I've been looking at some of my landscape brackets recently, fused with this method, and some of them weren't quite how I thought they should be: if there were 'islands of bright content' in darker surroundings, highlights in these 'islands' would show near-white (overexposed) even though the bracket contained valid pixels for the area in question in the darkest exposure.
How can this be? The Burt&Adelson algorithm is pyramid-based. To form an image pyramid, the image is scaled down repeatedly, producing a series of ever-smaller images - the 'pyramid'. The scaling-down combines several pixels from a larger image into one pixel in the next-smaller pyramid level. If some of the contributing pixels are overexposed (white), their combination will be partly informed by the white contribution, which is not a correct value to calculate with. With ever smaller pyramid levels, the problem gets worse. When the pyramids are combined in the fusion, these wrong pixels eventually produce the artifacts I noticed.

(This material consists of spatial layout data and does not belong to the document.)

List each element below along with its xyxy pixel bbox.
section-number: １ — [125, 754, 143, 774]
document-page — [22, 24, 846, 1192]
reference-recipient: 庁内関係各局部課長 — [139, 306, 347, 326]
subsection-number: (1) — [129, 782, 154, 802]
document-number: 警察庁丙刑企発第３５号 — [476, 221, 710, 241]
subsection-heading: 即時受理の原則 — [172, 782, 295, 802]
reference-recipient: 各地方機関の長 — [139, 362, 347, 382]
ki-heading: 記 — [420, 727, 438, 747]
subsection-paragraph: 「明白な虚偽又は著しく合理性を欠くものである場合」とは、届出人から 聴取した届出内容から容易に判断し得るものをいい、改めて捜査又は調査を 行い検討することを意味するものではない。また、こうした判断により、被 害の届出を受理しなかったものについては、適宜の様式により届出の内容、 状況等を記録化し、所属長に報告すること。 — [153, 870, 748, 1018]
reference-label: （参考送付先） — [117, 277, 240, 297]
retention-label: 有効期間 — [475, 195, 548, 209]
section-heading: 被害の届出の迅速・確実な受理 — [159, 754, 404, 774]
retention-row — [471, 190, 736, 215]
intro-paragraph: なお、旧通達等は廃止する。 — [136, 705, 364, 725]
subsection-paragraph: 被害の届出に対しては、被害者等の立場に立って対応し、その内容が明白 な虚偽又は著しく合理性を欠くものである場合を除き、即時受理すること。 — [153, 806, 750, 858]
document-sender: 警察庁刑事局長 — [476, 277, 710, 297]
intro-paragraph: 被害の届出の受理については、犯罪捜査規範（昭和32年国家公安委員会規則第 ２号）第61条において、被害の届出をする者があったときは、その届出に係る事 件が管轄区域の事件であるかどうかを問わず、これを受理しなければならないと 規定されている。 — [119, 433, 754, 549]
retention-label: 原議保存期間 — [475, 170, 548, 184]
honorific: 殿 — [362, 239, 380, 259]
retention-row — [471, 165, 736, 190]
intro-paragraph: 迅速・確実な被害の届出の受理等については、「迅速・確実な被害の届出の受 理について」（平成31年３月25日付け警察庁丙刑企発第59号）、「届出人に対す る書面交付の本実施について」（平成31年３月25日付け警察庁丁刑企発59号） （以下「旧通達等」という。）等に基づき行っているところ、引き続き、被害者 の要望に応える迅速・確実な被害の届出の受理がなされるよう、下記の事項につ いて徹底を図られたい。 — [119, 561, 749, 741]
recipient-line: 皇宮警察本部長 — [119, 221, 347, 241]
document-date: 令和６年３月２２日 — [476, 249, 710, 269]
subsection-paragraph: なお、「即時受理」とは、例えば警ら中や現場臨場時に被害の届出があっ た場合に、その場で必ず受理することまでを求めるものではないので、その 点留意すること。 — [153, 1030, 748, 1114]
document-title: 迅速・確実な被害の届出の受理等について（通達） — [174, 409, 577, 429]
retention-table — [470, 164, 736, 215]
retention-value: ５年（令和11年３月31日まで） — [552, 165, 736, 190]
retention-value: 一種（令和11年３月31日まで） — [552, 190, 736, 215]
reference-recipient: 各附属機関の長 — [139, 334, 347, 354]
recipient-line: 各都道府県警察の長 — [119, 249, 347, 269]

Is there a remedy? I think I have figured it out: the trick is to first hdr-merge the bracket, and then to create a faux bracket from the HDR rendition. I'll describe the process using lux:
  1. create a PTO named 'stack.pto' from your bracket with align_image_stack
  2. hdr-merge with lux: lux --hdr_merge=yes stack.pto
  3. create a faux bracket from the result: lux --compress=yes stack.pto.lux.1.exr.lux
This simple three-step process is already pretty good, but I found a way to improve it further, by using a different method for HDR merging, which I call HDR fusion. The modified process goes like this:
  1. create a PTO named 'stack.pto' from your bracket with align_image_stack
  2. hdr-fuse with lux: lux --fuse=yes --hdr_spread=1 --snapshot_extension=exr stack.pto
  3. faux bracket from the result: lux --compress=yes stack.pto.lux.1.fused.exr.lux
Give it a try, I think the result is a fair bit better than using plain exposure fusion! Comments welcome.